Initially it was widely believed that young women who were lured to Syria by the Islamists had gone there to provide sexual services to members of the Islamic State (IS). It was later revealed, however, that the women who join IS primarily fulfill traditional roles, such as taking care of the household. Mary, the mother of Vanessa, a 19-year-old Dutch woman who joined IS in August, underlined that women generally have noncombatant roles.

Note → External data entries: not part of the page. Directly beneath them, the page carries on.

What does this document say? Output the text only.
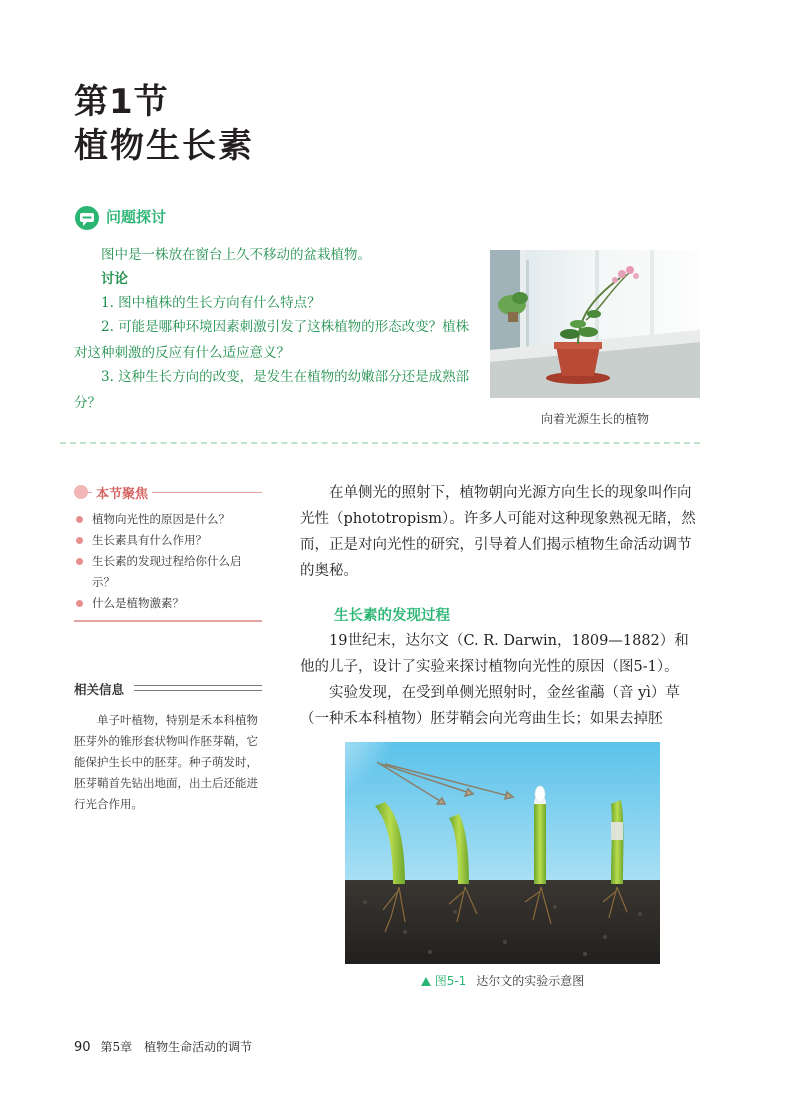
第1节
植物生长素
问题探讨
图中是一株放在窗台上久不移动的盆栽植物。
讨论
1. 图中植株的生长方向有什么特点？
2. 可能是哪种环境因素刺激引发了这株植物的形态改变？植株对这种刺激的反应有什么适应意义？
3. 这种生长方向的改变，是发生在植物的幼嫩部分还是成熟部分？
向着光源生长的植物
本节聚焦
植物向光性的原因是什么？
生长素具有什么作用？
生长素的发现过程给你什么启示？
什么是植物激素？
相关信息
单子叶植物，特别是禾本科植物胚芽外的锥形套状物叫作胚芽鞘，它能保护生长中的胚芽。种子萌发时，胚芽鞘首先钻出地面，出土后还能进行光合作用。

在单侧光的照射下，植物朝向光源方向生长的现象叫作向光性（phototropism）。许多人可能对这种现象熟视无睹，然而，正是对向光性的研究，引导着人们揭示植物生命活动调节的奥秘。

生长素的发现过程

19世纪末，达尔文（C. R. Darwin，1809—1882）和他的儿子，设计了实验来探讨植物向光性的原因（图5-1）。

实验发现，在受到单侧光照射时，金丝雀虉（音 yì）草（一种禾本科植物）胚芽鞘会向光弯曲生长；如果去掉胚

图5-1 达尔文的实验示意图
90 第5章　植物生命活动的调节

“Vanessa told me that she cooks for her husband and his friends, also fighters, and that she spends a lot of time with other Western women. Basically, women are there to raise a family. The more women, the more children, the more fighters,” Mary explained to Al-Monitor. She is devasted by the choice her daughter has made, but tries to remain in contact with her as much as possible.
On Facebook, Twitter and other social media sites, young Muslim women who live in the so-called Islamic State portray their lives as a sort of Disneyland for Muslims. IS' recruitment campaign is mostly conducted online, and female jihadists have proved to be some of the best propagandists. They share pictures of their dinners, write blogs about their husbands and encourage others to join them by posting sentimental status updates about the advantages of living in an Islamic state. They even offer to help plan the trips of those interested in joining them.
Photographs of cozy dinners, jars of Nutella and romantic updates about their husbands are not the only things Western women share on social media, however. Those who join IS also learn how to handle an AK-47 (“women here don’t ask for jewelry, they go for a kalash”), excitedly show off such items as suicide belts (“a gift from my husband”) and glorify the murder of opponents by decapitation (“I can watch those video’s over and over again”).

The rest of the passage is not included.